Addressing cyberattack threats, breach points, policies, company readiness, and recovery.
When we asked businesses about cybersecurity threats, breach points, policies, company readiness, and recovery, we were surprised at the responses that we received. The most frightening response of all was the following:
“We have no formal process for assessing readiness to deal with a cyber attack of any sort.”
Hindsight is always 20/20 – how many times has something happened that you could have and should have prevented? There are five questions every company should ask themselves, at least twice a year:
- What are our current cybersecurity threats?

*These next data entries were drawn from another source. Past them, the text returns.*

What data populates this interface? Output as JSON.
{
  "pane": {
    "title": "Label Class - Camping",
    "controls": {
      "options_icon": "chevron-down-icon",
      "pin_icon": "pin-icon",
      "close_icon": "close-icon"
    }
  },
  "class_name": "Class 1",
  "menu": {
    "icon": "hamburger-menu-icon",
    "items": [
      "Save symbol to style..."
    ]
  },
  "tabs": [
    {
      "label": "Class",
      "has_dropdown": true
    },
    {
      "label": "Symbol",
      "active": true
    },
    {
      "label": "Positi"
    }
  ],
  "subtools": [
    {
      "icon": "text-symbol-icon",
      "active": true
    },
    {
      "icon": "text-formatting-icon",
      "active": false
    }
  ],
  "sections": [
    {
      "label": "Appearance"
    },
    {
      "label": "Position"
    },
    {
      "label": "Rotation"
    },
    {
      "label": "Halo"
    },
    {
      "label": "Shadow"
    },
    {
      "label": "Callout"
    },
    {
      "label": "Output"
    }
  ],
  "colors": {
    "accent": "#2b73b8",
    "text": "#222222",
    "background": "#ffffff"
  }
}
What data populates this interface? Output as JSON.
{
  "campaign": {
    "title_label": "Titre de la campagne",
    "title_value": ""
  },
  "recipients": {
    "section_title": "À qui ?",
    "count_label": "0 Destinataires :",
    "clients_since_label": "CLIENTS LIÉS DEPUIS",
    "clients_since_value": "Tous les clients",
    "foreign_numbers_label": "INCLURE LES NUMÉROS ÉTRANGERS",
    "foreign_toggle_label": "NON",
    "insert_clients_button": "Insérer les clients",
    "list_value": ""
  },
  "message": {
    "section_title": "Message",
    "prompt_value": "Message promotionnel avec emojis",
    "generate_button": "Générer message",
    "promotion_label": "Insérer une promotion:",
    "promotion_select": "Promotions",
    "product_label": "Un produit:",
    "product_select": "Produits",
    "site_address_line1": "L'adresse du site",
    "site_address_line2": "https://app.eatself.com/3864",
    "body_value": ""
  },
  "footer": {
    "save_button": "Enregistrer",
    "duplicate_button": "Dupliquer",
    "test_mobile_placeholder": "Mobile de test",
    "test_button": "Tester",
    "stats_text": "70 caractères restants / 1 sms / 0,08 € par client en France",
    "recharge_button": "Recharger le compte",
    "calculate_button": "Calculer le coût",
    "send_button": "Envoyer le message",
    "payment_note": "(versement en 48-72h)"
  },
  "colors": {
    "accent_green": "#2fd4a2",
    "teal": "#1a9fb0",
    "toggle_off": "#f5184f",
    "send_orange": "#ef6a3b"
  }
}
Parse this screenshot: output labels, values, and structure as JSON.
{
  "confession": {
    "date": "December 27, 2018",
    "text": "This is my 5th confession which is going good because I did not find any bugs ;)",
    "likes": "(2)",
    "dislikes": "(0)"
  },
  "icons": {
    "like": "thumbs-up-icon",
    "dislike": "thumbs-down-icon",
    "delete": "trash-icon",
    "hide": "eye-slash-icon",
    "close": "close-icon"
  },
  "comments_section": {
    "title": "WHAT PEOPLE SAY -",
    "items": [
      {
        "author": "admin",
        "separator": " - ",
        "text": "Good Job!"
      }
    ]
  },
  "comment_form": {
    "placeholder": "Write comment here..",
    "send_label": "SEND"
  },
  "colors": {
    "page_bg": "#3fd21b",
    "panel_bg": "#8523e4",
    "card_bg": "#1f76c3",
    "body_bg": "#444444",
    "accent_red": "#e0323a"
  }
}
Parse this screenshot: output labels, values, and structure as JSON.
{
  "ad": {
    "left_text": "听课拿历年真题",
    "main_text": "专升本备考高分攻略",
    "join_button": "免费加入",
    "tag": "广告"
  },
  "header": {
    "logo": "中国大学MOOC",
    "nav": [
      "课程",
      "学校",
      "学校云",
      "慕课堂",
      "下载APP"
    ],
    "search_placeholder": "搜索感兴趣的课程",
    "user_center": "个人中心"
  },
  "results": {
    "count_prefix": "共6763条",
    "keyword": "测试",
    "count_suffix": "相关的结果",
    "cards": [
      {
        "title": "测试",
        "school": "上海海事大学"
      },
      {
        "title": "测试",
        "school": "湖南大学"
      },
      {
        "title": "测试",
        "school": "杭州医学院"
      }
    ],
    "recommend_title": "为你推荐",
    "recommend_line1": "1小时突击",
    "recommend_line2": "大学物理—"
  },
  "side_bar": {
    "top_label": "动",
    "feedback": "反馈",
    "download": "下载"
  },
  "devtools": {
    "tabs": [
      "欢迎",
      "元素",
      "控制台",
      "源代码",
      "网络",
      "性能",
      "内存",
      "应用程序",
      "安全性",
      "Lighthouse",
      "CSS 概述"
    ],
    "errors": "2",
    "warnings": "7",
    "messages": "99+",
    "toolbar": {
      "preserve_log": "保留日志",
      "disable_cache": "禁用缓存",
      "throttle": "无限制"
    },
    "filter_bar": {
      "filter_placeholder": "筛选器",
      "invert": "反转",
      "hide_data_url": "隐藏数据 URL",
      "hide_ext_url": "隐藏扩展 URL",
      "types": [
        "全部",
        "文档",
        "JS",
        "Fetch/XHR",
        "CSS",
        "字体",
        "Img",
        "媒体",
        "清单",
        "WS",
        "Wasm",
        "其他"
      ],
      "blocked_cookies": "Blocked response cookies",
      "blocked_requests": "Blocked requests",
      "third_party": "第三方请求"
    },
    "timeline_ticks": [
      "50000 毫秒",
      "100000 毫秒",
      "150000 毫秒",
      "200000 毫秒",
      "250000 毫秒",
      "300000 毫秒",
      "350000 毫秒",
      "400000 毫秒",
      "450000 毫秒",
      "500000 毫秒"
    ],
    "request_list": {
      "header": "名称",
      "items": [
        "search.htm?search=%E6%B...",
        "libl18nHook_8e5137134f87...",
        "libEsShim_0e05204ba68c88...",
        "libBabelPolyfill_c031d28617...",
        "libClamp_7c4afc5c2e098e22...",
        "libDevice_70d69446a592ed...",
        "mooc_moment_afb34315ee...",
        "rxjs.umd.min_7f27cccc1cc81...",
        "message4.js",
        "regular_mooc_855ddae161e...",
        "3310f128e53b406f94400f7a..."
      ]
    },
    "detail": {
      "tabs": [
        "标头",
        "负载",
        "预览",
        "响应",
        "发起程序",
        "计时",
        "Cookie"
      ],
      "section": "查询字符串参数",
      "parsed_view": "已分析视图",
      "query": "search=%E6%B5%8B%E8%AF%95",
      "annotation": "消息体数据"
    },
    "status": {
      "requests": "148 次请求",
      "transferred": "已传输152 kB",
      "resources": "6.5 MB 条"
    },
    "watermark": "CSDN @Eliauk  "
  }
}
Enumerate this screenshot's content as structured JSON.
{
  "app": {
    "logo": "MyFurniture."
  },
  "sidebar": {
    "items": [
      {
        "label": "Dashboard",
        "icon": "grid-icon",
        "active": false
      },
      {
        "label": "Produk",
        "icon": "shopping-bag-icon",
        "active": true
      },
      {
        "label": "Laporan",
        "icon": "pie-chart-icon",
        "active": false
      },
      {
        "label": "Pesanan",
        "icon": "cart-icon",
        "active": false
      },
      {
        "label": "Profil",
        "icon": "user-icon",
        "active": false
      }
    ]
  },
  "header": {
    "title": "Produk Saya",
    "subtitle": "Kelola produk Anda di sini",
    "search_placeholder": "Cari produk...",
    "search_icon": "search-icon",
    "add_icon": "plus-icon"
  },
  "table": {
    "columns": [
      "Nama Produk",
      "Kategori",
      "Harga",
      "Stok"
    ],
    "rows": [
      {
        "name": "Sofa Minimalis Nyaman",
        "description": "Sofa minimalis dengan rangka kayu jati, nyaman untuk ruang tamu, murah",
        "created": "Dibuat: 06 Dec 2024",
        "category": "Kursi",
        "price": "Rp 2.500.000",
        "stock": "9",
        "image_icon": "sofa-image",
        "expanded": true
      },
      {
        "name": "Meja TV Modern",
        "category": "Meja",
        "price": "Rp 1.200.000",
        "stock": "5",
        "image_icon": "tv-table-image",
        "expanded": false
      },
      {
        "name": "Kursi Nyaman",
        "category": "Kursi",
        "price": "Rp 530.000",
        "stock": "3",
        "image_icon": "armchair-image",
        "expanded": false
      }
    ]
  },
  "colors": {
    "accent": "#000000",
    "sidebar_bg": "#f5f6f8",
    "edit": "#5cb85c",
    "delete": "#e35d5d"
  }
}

- What are common breach points within our company?
- What are our current cybersecurity policies?
- What is our company’s readiness for a cyber attack?
- What are our recovery policies in response to a cyber attack?
It’s easy to sit back and think that threats and attacks only happen to other people and other businesses, but not to ourselves. Living in a state of paranoia can be beneficial to the security of your company. Former Intel CEO, Andrew Grove, once stated that “Only the paranoid survive”. Knowing all you can about current and possible future attacks helps you to understand why and how you need to be prepared.
With 2 million new malware attacks launching every day, we need to be constantly alert. Recent examples of extremely dangerous cyber threats are the Meltdown and Spectre bugs, which allow potential attackers to access to private data. Forbes magazine reports that the five cyber threats to look out for in 2018 are ransomware attacks, crypto jacking, education and healthcare cybercriminals, and malware attacks.
Cyberattack Sources Of Breaches
Cyber attacks could threaten your business through a few different sources. For example, employee mobile devices make up for 51% of all cybersecurity breaches, which is extremely troubling, given that there are nearly as many employee cell phones as there are employees themselves. Another possible source of a breach is Internet of Things devices. Together they make up 87% of all the cybersecurity breaches.
Cybersecurity policies should be in place to ensure that the company as a whole is all in agreement on what the threats are, how to avoid them, and how to respond to one. Employees should be trained to know how to report a possible cyber attack, as well as how to prevent one.
For example, employees should be taught to always look for e-mails that are suspicious, such as those that include simple grammar mistakes or excessive punctuation. Employees should have policies in place such as how to flag or report a suspicious e-mail. Additionally, employees should all be trained on the importance of avoiding opening or clicking on suspicious e-mails or links. Spectre and Meltdown use these emails as vehicles to reach your prized data. If you limit their transportation, you’ll better protect your data.
Cybersecurity Attack Readiness
To check your business for its readiness to handle a cyber attack you should see which of the four main categories your company falls into. Is your organization’s readiness passive, reactive, proactive, or progressive? Passive means that your business is not prepared for a cyber attack – you just hope that it won’t happen. Reactive means that while you aren’t ready to protect against a cyber attack, your business is prepared to react to one. Thirdly, your business is proactive if you are prepared to respond, while also seeking to avoid future attacks. Lastly, your company is progressive if it has deep cyber attack prevention, protection, and reactive capabilities in place.
Recovery From Cyberattacks
Once a cyber attack has occurred, you need to have a policy in place to immediately begin recovery. Cyber attacks have four main effects. In the aftermath, most businesses will see a reduction in their operational abilities, downtime, reputation, and revenue. After a cyber attack, 39% of companies reported a decrease in operational capability as their leading complaint. Downtime came in second with 37% of businesses reporting it as the primary effect on their company. Effects on the operation, and downtime, ultimately result in lost profits. It’s reported that 44% of companies estimate that they could lose over $10,000 within just one hour of downtime.
To protect your business, you need to look at the problem from all sides. Ensure that you and your staff are well trained, and remain vigilant against any cyber attack that could affect your company. Have policies in place, to ensure that staff is proactively working to protect the business’ data, staff, and clients. Should a cyber attack occur, your business should be ready to not only combat it but also recover from it?